I've sung in a number of weddings, been in a few others, caught a few bouquets, and just been an attendee at many more. I am always amazed at how moved I am by the emotion of it all. Just watching the bride walk down the aisle with her father...well, it gets me every time. It's not because I'm ready to make that walk...far from it, but it's the beauty of watching the transition of it. The hand-off from father to husband-to-be...there's something so complete about it. I know, I'm such a girl.

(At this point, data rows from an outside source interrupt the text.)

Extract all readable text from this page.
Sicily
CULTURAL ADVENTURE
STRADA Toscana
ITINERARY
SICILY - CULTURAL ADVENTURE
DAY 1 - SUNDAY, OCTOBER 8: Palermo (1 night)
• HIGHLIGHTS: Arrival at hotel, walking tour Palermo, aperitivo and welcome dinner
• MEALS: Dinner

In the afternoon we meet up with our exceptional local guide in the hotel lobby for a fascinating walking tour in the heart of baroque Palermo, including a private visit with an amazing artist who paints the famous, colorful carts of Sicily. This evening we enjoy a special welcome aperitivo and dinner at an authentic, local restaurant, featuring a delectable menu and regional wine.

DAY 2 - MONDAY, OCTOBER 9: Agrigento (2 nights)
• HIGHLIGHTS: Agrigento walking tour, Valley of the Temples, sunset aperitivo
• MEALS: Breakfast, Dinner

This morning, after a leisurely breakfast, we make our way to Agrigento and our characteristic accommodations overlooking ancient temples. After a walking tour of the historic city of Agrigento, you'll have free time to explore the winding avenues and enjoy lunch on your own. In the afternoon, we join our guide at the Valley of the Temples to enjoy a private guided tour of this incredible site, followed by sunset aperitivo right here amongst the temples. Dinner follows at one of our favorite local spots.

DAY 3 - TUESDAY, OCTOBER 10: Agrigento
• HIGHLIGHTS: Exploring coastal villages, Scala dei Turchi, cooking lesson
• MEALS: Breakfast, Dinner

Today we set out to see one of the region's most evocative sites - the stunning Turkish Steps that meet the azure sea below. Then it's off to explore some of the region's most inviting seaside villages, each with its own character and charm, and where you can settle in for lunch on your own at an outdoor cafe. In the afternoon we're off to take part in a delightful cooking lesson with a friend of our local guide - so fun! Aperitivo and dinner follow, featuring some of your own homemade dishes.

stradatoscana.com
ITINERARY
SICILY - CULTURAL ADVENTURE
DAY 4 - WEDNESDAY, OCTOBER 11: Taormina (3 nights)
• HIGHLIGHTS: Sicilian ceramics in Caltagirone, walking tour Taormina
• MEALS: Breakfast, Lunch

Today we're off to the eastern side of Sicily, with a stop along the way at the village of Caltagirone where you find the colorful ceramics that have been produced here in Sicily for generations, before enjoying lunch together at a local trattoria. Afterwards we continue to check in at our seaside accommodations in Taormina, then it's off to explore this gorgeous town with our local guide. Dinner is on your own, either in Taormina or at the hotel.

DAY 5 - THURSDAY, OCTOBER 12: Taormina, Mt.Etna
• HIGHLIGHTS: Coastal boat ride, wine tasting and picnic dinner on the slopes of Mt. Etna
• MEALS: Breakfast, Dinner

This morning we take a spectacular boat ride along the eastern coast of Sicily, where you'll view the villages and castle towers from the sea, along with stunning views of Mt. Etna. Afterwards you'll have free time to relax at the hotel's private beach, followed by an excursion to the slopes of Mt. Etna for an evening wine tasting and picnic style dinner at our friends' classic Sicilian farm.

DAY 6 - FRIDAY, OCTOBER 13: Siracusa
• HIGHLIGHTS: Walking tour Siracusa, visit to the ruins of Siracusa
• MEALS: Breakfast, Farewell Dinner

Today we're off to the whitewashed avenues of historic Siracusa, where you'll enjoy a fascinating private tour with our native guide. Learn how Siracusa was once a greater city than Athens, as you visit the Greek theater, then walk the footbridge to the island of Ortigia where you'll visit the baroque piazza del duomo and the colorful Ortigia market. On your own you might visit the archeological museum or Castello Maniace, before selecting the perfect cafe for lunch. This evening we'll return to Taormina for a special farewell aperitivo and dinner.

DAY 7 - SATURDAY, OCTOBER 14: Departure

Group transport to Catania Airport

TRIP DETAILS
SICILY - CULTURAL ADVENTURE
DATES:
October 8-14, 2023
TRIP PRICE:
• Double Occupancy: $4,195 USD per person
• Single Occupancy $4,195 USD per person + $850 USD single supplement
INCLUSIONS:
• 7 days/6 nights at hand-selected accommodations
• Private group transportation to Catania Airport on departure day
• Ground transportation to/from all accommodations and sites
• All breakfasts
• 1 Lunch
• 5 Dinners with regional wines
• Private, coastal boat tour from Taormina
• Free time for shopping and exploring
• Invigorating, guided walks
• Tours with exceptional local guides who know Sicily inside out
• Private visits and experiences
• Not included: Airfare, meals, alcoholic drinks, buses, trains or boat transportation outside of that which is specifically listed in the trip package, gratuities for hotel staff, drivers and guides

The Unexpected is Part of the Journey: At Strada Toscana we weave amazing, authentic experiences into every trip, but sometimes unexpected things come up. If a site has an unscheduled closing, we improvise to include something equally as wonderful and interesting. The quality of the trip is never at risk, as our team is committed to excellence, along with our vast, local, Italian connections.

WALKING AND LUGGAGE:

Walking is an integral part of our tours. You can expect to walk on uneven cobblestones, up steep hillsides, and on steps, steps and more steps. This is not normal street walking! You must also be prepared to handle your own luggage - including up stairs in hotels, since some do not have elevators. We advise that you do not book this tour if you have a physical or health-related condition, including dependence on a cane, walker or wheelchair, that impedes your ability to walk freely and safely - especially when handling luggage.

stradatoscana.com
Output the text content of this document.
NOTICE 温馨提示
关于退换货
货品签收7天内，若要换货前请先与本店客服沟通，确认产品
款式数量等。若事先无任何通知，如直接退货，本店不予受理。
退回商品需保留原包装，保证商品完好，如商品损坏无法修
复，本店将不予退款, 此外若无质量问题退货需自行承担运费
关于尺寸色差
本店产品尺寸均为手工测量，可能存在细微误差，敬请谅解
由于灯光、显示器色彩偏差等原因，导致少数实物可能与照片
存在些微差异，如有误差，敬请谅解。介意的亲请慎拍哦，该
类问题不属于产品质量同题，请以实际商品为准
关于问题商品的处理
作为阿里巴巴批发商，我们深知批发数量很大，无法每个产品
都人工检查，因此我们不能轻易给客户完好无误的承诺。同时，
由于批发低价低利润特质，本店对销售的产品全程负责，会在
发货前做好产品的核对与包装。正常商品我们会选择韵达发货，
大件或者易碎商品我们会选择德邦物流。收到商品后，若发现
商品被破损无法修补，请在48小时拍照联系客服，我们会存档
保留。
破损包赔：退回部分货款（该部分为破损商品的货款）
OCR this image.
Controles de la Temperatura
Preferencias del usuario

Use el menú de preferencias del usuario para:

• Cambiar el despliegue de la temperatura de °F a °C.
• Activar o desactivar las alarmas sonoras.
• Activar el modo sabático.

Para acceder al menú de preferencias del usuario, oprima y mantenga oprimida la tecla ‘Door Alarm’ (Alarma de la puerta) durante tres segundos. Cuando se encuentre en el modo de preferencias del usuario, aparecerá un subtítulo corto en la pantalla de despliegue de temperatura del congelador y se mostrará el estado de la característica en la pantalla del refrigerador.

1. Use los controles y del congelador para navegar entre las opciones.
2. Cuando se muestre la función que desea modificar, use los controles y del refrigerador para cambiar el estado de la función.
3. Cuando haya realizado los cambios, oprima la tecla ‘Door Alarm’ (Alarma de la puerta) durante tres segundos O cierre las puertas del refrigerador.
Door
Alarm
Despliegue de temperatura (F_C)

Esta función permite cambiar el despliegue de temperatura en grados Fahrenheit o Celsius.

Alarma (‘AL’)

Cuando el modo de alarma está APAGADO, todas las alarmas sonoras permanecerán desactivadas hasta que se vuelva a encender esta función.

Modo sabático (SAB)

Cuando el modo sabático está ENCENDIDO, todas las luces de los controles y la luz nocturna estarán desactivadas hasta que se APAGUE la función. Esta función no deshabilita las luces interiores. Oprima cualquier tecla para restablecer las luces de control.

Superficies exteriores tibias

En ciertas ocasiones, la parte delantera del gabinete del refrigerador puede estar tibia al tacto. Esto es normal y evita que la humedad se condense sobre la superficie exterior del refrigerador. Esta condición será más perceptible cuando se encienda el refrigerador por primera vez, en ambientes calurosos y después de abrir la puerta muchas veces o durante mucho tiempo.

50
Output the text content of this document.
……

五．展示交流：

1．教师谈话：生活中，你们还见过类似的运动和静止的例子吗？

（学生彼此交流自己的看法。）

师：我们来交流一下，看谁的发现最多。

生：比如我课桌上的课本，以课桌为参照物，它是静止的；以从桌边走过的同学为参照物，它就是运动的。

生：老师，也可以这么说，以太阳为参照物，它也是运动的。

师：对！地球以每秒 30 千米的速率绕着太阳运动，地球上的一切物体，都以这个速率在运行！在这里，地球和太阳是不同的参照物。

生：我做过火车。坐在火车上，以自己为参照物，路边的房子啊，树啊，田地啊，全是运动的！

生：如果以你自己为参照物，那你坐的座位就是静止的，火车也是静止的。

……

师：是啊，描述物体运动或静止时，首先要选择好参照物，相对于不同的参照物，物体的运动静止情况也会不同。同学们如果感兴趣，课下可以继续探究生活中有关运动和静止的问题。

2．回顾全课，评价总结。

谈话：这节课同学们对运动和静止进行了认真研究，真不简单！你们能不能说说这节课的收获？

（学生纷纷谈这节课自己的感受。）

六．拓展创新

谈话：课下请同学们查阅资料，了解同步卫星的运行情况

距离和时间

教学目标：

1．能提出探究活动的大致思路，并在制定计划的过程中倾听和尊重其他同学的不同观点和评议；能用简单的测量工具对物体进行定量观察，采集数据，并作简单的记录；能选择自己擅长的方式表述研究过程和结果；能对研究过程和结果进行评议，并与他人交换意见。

Well, I hope you are all enjoying your holiday season. I must run and get ready for the big day. Talk to you again soon.

December 17, 2006: The surgery is done. They believe things to be fine. Pathology will give the final word, and I'll hear it on Wednesday, but for now, we believe that things are good and that it was a fibroid tumor and it has been evicted.

It was such a blessing to have my mom here, and I'm glad we were able to do a few fun things and not just lay around doing nothing...although, we did a lot of that too, which was great.

Movie Update: The Pursuit of Happyness was fabulous! I highly recommend it. Will Smith's change in appearance was amazing, and he was great. Definitely check it out!

Now it's back to reality and the office tomorrow. One more day of lounging, five days of work, then a week off...whee! Hope you are all ready for Christmas, and have time to reflect on your year and enjoy the real meaning of the season.